Does the world really need another attempt at making this good? A) I believe it’s impossible, and B) even if you succeed at making a good movie about supernatural combatants in a secret martial arts tournament, it’ll still suck compared to Bloodsport.
In fairness, that’s mainly because Bloodsport featured a musical montage of Jean Claude Van Damme comically evading Forest Whitaker to “Steal the Night” by Micheal Bishop. That’s the sort of batshit crazy avant-garde filmmaking I respect.
XBLA Games Don’t Transfer to Microsoft’s Game Room
And finally, Microsoft announced this week that any Xbox Live Arcade game you already own that’s also playable in Game Room won’t transfer into Game Room– you’ll have to buy a separate Game Room version instead. Microsoft’s reasoning? XBLA versions are “enhanced” while Game Room versions are direct ports.
And that is the sort of insanity that can only exist in the digital age.
Imagine: It’s 1995 and Nintendo releases “Game Room,” an exciting new virtual arcade inside an SNES cartridge. You can then purchase other cartridges of old-school arcade games and stack them on top of Game Room, Sonic & Knuckles style.

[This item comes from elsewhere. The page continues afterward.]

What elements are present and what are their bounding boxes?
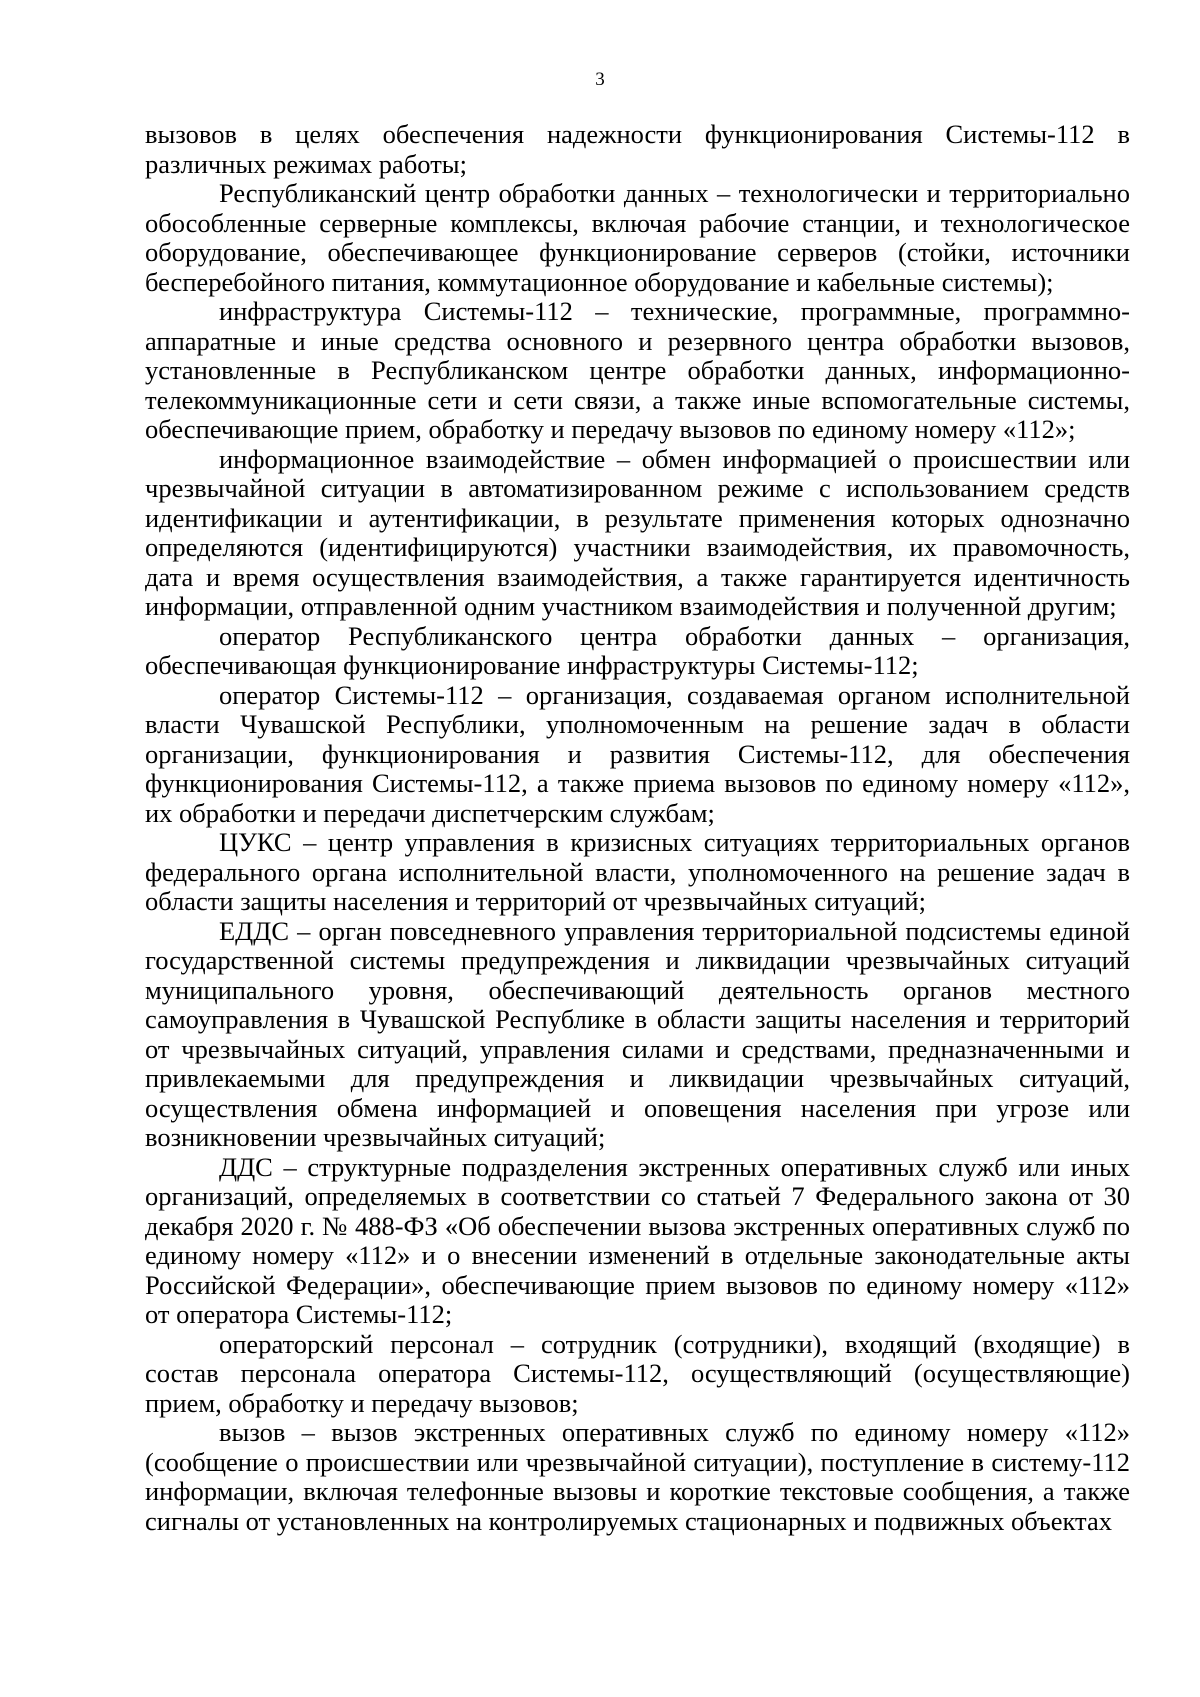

“Sweet!” you say. “I own some old-school arcade games already!” Then Nintendo says, “Hah, no, you need to buy them again.” And you say, “What the balls?” And they say, “Yeah, your versions are better. You need to buy these new ones because they suck more.” And then the next thing you know you’re surrounded by bloody corpses, evidently having been driven into a murderous rage of bewilderment.
Microsoft’s Game Room may exist in the diffuse realm of downloadable content, but what it offers is no less preposterous: To play a worse version of a game you already own in an unnecessary context, you need to spend more money.
As you process that, breath deep and try not to kill the first living thing you see.